The racing yachts of the America's Cup actually spend very little time in water. They quite literally fly over the surface, with three tonnes of weight supported on an aerofoil beneath the hull that's "the size of an ironing board," says Martin Whitmarsh, the team's chief executive officer. When it's going well, less than 1 per cent of the boat is touching the water, and the water it's touching is under such great pressure that it's boiling.

"This really is Formula One on water," says Whitmarsh, who should know what he's talking about – he came to Land Rover BAR after managing McLaren's Formula One racing team. There's plenty of excitement in the racing: Boats crash into one another and sometimes capsize. There's danger, too: A British sailor was drowned in 2013, when he was trapped beneath his overturned yacht.

"Formula One is a hotbed for developing new vehicles, and the white heat of competition speeds that development," Whitmarsh says. "The technology of sport drives the technology of production cars. It's the same thing for boats, and what we learn in the America's Cup will transform both boating and [production] cars.

"Like Formula One, this is a catalyst for development. The sport motivates us to improve and make things better and that's exactly what we're doing. We're motivated to be quick, and to go quick, you have to be efficient. To go three-and-a-half times the speed of the wind, you have to be bloody efficient."

The 15-metre racing boats are powered entirely by wind and the muscle of the six-member team. They can exceed 40 knots at full speed, which is more than 70 kilometres an hour. There's a skipper and a trimmer and a tactician, who plots the course, and also "grinders" who spin rotors by hand to create energy that's used to move the sail and raise and lower the foils.

It's all extremely physical, and the grinders will rest their arms whenever possible in ice-cold tubes. At the end of a race, they'll take an ice bath. "Well, it's actually a wheelie bin," one admits, dialling back the sport's exotic reputation. "We'll sit in a wheelie bin full of ice water. It's the worst part of the whole race."

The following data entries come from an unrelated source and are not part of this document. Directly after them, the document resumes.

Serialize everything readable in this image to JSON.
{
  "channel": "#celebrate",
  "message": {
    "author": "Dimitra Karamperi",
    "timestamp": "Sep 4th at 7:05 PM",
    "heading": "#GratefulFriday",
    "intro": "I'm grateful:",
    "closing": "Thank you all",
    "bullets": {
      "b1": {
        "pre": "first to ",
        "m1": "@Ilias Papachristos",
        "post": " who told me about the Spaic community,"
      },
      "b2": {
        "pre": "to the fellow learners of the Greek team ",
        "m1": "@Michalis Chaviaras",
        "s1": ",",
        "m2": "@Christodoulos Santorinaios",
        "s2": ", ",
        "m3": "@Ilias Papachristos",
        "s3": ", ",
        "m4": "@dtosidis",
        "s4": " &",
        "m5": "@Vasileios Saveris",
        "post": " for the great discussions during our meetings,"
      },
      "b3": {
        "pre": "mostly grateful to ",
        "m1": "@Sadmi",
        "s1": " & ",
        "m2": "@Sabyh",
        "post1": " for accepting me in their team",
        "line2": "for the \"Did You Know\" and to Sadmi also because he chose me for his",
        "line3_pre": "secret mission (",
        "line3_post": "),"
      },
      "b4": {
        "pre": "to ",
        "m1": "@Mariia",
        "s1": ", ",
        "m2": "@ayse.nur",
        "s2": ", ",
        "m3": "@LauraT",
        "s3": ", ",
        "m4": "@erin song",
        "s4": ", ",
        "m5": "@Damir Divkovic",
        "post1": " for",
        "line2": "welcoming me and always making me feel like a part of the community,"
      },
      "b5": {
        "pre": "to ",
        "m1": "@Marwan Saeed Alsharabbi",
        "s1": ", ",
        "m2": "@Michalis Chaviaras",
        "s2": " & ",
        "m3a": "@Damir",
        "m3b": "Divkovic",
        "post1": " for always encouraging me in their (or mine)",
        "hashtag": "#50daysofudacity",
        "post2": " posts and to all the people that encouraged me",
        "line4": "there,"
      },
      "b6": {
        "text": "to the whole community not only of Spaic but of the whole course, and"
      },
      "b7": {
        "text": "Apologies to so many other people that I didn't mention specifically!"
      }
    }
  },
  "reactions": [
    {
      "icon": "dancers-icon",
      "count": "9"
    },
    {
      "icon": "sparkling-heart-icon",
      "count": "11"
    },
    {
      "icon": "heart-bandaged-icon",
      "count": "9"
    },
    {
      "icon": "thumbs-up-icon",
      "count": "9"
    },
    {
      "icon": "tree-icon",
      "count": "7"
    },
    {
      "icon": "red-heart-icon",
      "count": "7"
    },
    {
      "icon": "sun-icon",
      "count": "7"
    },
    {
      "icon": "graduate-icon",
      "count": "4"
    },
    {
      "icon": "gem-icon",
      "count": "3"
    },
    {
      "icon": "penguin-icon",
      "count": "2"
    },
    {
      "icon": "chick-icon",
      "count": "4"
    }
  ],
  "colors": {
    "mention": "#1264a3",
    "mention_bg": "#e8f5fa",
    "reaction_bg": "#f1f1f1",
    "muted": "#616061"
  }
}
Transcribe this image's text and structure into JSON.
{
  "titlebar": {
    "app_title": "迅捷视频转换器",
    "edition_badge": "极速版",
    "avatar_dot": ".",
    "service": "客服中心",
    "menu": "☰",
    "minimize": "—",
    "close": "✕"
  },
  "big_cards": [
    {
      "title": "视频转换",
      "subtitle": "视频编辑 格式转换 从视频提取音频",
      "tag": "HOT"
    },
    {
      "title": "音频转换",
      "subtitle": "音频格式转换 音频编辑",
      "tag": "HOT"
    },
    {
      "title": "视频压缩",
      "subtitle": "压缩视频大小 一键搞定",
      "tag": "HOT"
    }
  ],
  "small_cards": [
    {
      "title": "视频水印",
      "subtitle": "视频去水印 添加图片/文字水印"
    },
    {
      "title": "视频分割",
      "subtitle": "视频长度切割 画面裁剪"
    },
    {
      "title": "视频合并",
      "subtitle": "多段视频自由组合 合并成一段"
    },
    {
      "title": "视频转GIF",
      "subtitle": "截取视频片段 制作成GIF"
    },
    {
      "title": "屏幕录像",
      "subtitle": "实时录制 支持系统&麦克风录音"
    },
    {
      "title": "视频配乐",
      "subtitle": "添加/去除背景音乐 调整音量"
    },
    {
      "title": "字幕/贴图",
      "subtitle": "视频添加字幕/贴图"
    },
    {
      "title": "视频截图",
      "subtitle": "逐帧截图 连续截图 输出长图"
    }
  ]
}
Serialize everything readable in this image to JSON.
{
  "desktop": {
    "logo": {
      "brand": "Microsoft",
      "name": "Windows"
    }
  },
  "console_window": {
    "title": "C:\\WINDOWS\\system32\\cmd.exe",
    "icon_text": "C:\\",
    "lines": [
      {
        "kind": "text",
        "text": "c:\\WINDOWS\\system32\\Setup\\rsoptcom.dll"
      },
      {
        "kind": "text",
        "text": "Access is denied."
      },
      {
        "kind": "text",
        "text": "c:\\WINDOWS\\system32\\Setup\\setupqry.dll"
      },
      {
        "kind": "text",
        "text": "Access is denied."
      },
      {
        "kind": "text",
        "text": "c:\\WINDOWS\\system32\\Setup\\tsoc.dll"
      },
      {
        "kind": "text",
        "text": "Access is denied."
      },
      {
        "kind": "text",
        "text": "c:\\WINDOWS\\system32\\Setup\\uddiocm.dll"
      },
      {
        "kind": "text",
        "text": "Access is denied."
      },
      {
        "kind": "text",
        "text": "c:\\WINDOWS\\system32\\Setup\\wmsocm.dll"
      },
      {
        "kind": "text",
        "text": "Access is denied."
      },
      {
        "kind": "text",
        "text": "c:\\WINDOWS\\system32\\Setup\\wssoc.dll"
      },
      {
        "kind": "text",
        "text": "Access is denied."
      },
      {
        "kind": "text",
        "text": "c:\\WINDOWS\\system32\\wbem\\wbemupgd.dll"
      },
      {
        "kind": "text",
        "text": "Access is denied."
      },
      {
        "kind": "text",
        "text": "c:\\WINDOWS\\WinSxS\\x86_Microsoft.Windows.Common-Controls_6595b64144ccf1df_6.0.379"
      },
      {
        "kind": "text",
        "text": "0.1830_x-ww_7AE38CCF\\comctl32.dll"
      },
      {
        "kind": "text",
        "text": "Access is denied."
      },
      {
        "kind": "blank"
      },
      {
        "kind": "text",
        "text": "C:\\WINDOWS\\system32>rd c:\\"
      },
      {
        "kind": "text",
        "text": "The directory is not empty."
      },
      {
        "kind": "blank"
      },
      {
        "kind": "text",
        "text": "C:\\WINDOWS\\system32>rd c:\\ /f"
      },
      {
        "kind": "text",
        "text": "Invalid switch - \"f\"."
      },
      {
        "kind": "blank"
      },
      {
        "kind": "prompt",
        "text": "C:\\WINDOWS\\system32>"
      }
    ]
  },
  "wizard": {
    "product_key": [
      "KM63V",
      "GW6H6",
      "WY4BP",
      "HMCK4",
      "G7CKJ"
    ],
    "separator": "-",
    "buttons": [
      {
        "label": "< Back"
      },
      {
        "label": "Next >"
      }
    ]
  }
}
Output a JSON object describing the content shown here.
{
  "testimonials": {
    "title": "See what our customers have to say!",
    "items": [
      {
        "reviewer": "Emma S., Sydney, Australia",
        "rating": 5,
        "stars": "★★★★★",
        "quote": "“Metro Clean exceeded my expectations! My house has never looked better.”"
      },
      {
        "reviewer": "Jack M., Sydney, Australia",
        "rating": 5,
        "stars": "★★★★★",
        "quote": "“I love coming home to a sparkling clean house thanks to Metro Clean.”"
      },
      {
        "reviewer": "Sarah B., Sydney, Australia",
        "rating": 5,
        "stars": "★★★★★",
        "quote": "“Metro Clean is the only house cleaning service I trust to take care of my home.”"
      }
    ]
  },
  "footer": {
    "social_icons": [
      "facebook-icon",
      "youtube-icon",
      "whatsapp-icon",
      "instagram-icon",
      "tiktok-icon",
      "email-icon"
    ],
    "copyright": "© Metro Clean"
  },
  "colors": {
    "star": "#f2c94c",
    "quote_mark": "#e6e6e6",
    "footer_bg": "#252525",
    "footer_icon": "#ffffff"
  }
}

The grinders are also creating power that must be efficiently stored for when it's needed, and the understanding of battery management and regenerative power is critical for a modern car company. Jaguar Land Rover does not have any hybrids or plug-in hybrids in its lineup of cars and SUVs, but it's working on them.

BAR stands for Ben Ainslie Racing, named for the team's skipper and captain of the winning boat in the last running of the Cup in 2013. Sir Ben Ainslie is an Olympic gold medalist and all-round British hero, and he's the sailor who steers the boat while the other five team members run back and forth with their specialized tasks.

There are 350 independent sensors on board, registering data 500 times a second, and they create up to 189 million points of information for every time the boat goes out. It's the same thing with cars, and Land Rover had to develop computer systems that can properly understand and analyze the huge amount of information they're receiving.

"There are reasons why today's cars are designed the way they are, but they needn't be," Anderton says. "This sort of an experience [of designing an efficient boat] allows you to see those things more clearly and start to work towards them as an engineering group within Jaguar Land Rover, and actually begin to very much refine what we think of as a vehicle and how we put them together."

The work is already under way, analyzing the billions of points of data collected and tweaking the design of the racing boat to add a fraction of a knot here and a knot there. Land Rover hopes its new knowledge will help it build a better SUV, and if it can finally bring the America's Cup home to Britain – well, that's just all the better, isn't it?

Racing for the America's Cup is scheduled to resume June 17.